Repairing things has become a fashion today. Especially, the Japanese art of repairing broken ceramic and pottery called Kintsugi (金継ぎ), or Kintsukuroi (金繕い) has gained fascinating popularity. The basic process of Kintsugi is to fill up and glue the cracks of the broken object using varnish, and then cover the varnish with lacquer mixed with powdered gold. Each repaired object has a unique golden pattern, shows the beauty of imperfection praised by the Japanese.
According to a legend, the rise of Kintsugi in Japan all started with a metal stapled Chinese celadon bowl, which was sent back by a Japanese ruler to China for replacement. Instead of a new bowl, he got returned a metal stapled bowl. In this post, we’ll discuss the legend in great detail. But let’s first introduce the Chinese stapling method of ‘Juci’.
Juci: Staple Method of Fixing Broken Ceramics
There is a harder way to fix broken ceramics called Juci (Chinese: 锔瓷), meaning to pin the broken pieces of ceramics back together with staple-like metal. Both the inner and outer walls need to be treated so to make the object look good and work properly after the repair. The process goes like this: observing, positioning broken pieces, drilling holes for the nails, putting the nails in, polishing. The hardest parts are drilling and nailing. The whole process requires precision, patience and solid skills.
Celadon Glazed Tea Bowl in the Tokyo National Museum
One of the most famous repaired piece using this technique is now in the Tokyo National Museum, which is this celadon-glazed tea bowl from the Southern Song Dynasty. This is in fact the bowl that we’re going to discuss in the Legend later in this article.
The celadon glaze colour is pure and elegant like icy jade, the firing technology represents the highest level of the Longquan kiln. The crack at the bottom along with the nails add a unique kind of wild beauty to it. It also has a special name: leech nail tie (蚂蝗绊), came from the leech-like pins that mended the crack. The legendary story behind the bowl is even more fascinating.
The Legend Behind The Bowl
An article from the Edo Period in Japan, called “A Book of Tea by Leechu,” states: “In the early years of Anyuan (around 1175A.D.), military commander Taira no Shigemori donated gold to the Yuwang Mountain of the Song Dynasty’s China. The master monk of the mountain Fozhao gave this tea bowl to Taira no Shigemori in return.”

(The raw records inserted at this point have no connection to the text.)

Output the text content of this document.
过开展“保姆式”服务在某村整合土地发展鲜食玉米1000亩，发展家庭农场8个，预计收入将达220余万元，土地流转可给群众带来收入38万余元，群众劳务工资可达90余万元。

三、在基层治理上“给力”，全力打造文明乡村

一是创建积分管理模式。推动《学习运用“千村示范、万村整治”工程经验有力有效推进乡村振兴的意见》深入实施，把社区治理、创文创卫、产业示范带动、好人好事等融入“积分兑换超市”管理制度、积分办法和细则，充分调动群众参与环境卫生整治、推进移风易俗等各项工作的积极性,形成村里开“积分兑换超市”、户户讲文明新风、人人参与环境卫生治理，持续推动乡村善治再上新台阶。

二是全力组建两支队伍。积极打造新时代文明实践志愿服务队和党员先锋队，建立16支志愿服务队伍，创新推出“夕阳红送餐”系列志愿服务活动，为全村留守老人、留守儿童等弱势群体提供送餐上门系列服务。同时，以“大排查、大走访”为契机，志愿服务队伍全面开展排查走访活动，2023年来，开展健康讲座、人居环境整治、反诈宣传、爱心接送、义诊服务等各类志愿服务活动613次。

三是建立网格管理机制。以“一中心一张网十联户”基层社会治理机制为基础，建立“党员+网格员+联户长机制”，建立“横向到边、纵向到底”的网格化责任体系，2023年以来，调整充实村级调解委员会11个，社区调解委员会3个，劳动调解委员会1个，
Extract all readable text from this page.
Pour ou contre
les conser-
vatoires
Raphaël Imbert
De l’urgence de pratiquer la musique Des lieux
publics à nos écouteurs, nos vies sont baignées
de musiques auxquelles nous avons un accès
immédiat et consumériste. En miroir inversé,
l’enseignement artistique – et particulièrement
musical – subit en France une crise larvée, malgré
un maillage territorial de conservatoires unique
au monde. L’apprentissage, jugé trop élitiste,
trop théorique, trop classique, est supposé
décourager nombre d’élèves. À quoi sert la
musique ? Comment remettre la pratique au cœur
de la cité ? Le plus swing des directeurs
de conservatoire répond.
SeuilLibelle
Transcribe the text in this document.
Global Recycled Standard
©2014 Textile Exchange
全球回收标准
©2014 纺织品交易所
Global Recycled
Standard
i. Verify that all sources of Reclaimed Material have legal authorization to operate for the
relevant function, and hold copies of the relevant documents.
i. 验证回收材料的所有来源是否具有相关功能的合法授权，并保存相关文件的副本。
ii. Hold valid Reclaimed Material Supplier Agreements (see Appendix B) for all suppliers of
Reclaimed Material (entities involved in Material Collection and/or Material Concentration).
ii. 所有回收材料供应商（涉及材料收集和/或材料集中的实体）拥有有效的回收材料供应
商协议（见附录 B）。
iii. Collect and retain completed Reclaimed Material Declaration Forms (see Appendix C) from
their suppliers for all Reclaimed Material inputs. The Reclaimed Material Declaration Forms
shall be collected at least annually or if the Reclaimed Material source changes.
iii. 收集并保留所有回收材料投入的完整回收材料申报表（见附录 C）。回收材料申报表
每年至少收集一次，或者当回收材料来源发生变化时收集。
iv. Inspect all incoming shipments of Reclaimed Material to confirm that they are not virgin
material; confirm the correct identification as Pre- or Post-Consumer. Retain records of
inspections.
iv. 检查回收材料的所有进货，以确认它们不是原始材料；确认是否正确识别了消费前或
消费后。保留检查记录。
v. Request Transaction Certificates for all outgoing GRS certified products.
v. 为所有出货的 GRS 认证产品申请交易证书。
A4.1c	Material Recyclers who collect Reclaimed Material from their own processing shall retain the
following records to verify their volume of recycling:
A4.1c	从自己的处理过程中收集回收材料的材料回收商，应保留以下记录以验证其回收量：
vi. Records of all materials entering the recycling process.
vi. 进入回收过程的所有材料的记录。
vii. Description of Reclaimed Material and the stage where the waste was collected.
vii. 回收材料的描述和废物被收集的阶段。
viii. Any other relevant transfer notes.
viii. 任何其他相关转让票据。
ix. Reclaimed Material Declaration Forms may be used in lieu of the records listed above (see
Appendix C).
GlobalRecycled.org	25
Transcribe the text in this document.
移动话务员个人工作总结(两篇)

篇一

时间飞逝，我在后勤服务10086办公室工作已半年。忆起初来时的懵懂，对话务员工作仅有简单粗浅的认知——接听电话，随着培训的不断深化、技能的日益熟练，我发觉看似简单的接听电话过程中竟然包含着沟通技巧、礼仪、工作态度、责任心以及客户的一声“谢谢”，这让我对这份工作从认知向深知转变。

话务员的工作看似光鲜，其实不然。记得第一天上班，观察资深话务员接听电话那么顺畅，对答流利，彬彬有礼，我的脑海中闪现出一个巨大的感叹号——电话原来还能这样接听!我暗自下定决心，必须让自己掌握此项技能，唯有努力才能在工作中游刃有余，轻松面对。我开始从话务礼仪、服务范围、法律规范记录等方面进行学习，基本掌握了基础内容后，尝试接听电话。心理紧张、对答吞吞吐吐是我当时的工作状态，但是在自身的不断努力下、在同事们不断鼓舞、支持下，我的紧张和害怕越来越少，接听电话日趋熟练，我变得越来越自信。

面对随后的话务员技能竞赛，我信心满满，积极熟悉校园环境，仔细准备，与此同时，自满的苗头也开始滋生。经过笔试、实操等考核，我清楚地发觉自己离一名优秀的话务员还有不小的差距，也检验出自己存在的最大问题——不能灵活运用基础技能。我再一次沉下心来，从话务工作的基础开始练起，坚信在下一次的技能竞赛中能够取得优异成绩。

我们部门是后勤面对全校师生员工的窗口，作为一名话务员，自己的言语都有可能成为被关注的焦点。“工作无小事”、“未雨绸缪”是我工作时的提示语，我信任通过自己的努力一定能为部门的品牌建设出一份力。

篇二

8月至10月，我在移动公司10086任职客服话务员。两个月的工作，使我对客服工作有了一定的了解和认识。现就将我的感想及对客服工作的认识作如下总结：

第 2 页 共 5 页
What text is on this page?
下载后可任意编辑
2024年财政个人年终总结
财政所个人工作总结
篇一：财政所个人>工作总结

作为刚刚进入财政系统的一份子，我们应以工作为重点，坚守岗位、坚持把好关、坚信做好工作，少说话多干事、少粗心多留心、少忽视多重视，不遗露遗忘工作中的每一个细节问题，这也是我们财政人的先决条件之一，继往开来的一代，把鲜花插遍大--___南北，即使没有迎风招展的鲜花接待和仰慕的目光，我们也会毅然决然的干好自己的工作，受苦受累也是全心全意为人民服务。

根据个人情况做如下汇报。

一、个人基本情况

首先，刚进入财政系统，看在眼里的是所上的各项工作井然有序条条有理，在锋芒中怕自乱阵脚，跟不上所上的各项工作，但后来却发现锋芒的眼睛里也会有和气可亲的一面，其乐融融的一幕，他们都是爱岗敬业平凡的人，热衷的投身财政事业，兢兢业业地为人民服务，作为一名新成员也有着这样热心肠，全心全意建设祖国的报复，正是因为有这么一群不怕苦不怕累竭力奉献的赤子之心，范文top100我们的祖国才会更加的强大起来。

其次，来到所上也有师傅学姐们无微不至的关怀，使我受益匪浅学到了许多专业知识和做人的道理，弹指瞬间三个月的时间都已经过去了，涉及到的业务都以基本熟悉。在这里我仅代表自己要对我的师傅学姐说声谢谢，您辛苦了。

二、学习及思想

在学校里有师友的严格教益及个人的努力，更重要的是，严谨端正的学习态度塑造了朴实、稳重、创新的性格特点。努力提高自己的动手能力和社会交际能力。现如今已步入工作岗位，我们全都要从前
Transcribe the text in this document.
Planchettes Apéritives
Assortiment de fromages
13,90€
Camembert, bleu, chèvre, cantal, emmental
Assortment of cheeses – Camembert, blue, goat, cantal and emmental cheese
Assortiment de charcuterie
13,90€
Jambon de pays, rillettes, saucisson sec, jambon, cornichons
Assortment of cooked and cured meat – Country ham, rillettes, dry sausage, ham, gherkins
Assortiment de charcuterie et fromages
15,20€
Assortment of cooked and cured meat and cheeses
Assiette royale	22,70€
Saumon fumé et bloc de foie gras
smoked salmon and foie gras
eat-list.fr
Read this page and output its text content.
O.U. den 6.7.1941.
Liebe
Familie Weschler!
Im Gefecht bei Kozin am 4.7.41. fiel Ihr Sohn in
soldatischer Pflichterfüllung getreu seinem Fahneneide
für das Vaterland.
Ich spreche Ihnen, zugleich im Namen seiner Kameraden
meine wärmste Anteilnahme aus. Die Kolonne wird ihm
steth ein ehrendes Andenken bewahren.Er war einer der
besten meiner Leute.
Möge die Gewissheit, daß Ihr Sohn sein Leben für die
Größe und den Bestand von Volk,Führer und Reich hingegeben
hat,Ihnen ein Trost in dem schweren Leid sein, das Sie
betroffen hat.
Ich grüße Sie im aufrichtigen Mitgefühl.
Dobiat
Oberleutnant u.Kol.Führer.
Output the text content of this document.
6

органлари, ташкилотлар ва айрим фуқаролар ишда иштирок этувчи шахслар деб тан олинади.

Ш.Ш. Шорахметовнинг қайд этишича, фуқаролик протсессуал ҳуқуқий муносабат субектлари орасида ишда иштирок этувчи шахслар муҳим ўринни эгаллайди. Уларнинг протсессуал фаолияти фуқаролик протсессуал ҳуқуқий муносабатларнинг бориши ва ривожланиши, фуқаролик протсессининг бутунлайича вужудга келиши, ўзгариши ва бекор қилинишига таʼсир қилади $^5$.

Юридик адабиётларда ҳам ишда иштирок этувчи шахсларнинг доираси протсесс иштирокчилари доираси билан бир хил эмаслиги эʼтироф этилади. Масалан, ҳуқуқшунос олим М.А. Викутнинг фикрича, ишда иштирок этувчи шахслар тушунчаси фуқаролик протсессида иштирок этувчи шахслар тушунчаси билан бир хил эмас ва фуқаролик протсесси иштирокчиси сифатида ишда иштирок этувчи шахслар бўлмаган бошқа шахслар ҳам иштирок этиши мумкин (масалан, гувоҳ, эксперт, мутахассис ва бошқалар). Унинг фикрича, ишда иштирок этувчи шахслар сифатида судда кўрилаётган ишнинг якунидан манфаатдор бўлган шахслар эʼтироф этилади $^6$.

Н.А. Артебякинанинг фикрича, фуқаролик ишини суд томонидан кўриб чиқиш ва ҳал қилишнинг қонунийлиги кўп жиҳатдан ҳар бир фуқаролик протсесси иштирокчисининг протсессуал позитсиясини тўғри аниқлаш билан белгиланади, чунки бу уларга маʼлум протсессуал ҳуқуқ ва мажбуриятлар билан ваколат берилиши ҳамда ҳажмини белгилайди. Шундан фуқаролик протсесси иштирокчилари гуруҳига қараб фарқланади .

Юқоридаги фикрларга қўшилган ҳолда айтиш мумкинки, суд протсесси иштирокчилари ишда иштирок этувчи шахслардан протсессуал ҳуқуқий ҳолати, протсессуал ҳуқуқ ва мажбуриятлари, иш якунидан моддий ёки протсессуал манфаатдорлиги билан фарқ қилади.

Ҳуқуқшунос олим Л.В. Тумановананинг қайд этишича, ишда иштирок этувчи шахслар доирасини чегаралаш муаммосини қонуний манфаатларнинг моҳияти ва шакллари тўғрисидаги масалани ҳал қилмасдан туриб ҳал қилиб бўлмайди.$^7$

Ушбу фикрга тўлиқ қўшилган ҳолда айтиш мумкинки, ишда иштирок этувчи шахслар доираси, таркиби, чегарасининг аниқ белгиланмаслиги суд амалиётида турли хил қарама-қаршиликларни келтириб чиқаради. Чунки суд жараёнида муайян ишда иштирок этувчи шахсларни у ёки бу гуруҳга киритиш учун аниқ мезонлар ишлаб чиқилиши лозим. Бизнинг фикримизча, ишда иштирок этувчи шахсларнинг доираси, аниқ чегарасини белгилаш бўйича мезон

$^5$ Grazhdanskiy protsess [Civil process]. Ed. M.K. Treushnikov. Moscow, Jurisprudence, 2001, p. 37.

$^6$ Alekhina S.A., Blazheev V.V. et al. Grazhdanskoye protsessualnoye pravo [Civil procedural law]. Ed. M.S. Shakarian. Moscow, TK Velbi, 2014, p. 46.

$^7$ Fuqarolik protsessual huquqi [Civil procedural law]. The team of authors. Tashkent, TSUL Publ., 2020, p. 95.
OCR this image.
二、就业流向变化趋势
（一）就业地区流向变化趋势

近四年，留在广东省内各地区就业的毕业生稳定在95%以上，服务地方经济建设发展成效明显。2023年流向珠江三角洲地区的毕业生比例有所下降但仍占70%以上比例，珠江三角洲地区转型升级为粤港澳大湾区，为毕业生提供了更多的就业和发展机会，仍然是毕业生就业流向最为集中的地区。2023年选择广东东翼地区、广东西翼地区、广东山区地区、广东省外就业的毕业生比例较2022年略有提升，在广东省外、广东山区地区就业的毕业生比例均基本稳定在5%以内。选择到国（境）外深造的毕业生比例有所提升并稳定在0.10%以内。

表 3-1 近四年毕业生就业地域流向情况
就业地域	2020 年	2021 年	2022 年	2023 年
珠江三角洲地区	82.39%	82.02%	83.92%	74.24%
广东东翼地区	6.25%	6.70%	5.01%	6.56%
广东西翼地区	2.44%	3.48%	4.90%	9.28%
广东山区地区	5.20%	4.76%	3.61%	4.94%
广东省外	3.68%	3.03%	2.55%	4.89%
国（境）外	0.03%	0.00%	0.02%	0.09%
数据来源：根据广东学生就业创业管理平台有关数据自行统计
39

As the eldest son of the Taira clan – one of the four most powerful clans in Japan at the time, Taira no Shigemor’s image is that of a gentle and calm all-rounder. He was a buddhis. At that time, Buddhists in Japan and China believe in karma, they would do more good deeds so that they would have happiness in afterlife. During the Spring Festival in ancient China, the rich people would ask their servants to secretly put pieces of silver wrapped in paper on the windowsill of the poor people, which was also a practice of accumulating virtues. In order to accumulate more virtues so that his descendants could be blessed, Taira no Shigemor decided to plant some good roots abroad, in China specifically.
Taira no Shigemor found a ship owner with a reputation for honesty and prepared 3,500 liangs of gold (1 liang = 37.3 grams). He told the ship owner to keep 500 liangs as the reward of shipping the rest 3,000 liangs to China, of which 1,000 liangs would be presented to the monks of Yuwang Mountain and 2,000 to the emperor of China.
The ship owner arrived China successfully and made the donation to the monks and the emperor. The Chinese emperor at the time Zhao Shen was moved and granted equivalent of 500 hectares of land to Yuwang Mountain in the name of Taira. And the Longquan kiln celadon tea bowl was sent back to Taira no Shigemor as a gift.
Donating gold abroad showed that the Taira clan was powerful and influencial. The rise of the Taira clan intensified the conflicts with another clan, the Minamoto clan, which eventually led to a civil war, known as the Genpei War, which ended in failure for Taira clan.
The bowl was passed around families in Japan. More than 200 years later it became the collection of Shogun Ashikaga Yoshimasa (8th ruler of the Muromachi period). But the bottom has cracked. He asked the envoy to China to bring the bowl to China. He hoped that the Chinese emperor Yongle of the Ming Dynasty could change it to an undamaged bowl with the same style and quality.
But from the Southern Song dynasty to the Ming Dynasty, the style of celadon had changed and it was impossible to get the same thing again. The emperor Yongle had to ask a craftsman to perform the Juci repairing method and sent the repaired bowl back. The nails that mended the crack were thin on both ends and thick in the middle, just like the shape of leech, so it was called leech nail tie.
Sure it was not perfect, but imperfect beauty has always been aesthetically praised in Japan. Since then the evaluation of this bowl is higher and higher. After collected by several other historical figures, in the 1970s, this tea bowl finally found its place in the Tokyo National Museum. The history of the bowl is more valuable than the object itself. There’s a lesson for us to learn: embrace the imperfection and appreciate beauty in every unique feature in things and in life.